O badalar dos sinos indicava a hora e chamava a população do Rio de Janeiro para a missa e para a reza. Esse era o som que se ouvia pela cidade afora durante todo o tempo. Logo de madrugada, o sino despertava a população, lembrando as orações matinais, e silenciava em torno das 18h, para que o serviço dos escravos cessasse e fossem acesas as velas e os recipientes de azeite que iluminariam a noite. Por vezes, o Excelentíssimo Senhor Vice-Rei honrava a população com a sua presença, caminhando pela cidade, com toda a pompa que a função lhe conferia, na direção dos templos religiosos.

Outros habitantes do Rio de Janeiro circulavam pelas ruas estreitas e movimentadas do Centro, seguindo os religiosos nas frequentes procissões. Os padres eram responsáveis por cerimônias como o batismo, o casamento, a absolvição dos pecados confessados e a extrema-unção. Falava-se, naqueles tempos, em corrupção de alguns representantes da Igreja de Roma, nem sempre preparados para tais funções. Inúmeros estrangeiros que chegavam à capital do vice-reinado ficavam escandalizados com o fato. Corria de boca em boca, o verso em rimas ácidas, citado pelo historiador Pedro Calmon:

“Se fores para o céu,
Bem irás;
Se fores para o inferno,
Lá ficarás.
Pelo sim ou pelo não,
A pataca e a vela
C’á p’rá mão”.

O movimento do entra e sai nas dezenas de igrejas era constante. Ninguém ia à rua sem entrar na nave de um templo, ora para fazer uma prece, ora para benzer-se. Inúmeras promessas aconteciam, buscando a cura das doenças por intercessão celestial quando, basicamente, a questão estava ligada à ausência de saneamento urbano.
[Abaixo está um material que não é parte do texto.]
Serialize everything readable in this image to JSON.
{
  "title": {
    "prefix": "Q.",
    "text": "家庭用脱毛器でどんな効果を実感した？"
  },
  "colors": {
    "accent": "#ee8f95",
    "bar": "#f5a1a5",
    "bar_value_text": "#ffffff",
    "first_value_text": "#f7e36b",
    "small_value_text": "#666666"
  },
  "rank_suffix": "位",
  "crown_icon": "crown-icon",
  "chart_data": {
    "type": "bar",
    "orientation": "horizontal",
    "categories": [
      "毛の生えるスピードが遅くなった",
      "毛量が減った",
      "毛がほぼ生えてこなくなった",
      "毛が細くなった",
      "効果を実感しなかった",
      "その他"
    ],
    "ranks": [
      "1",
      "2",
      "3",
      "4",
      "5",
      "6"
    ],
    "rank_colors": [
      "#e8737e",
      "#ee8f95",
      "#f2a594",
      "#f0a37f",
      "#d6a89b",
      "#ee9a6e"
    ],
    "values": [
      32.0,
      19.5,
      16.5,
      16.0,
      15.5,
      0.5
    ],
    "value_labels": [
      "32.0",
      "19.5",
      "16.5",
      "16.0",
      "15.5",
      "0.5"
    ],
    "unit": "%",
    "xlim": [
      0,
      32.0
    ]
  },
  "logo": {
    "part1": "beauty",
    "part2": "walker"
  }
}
Mais incomum, porém, seria encontrar senhoras e senhoritas ao ar livre, pois apenas nos anos finais do século XVIII elas começaram a aparecer nos logradouros públicos, e, assim mesmo, no interior das suas conduções, protegidas por cortinas e rendas; mantinham-se reclusas nas funções domésticas.

O português, mesmo sem ser a maioria da população, era o senhor do comércio na cidade. A loja passava de pai para filho como herança, ou, no máximo, para outro conterrâneo. Para cada reinol, calculavam-se dez negros, três mulatos e três caboclos. Porém, essa situação não significava poder a menos. Colonizadores, responsáveis diretos pela imposição da língua, da religião e dos costumes, os portugueses, quando vinham para as terras americanas, trabalhavam incansavelmente, acumulando recursos. Alguns mais, outros menos. Esse senhor do comércio do varejo, registra o escritor Luiz Edmundo, “é baixo, forte e atarracado” e não se acovardava quando, provocado, ouvia os gritos do temido mulato capoeira, que o afrontava, gritando em desafio: Marinheiro! Algumas vezes, a situação assumia proporções funestas. Contudo, a vida na cidade não parava.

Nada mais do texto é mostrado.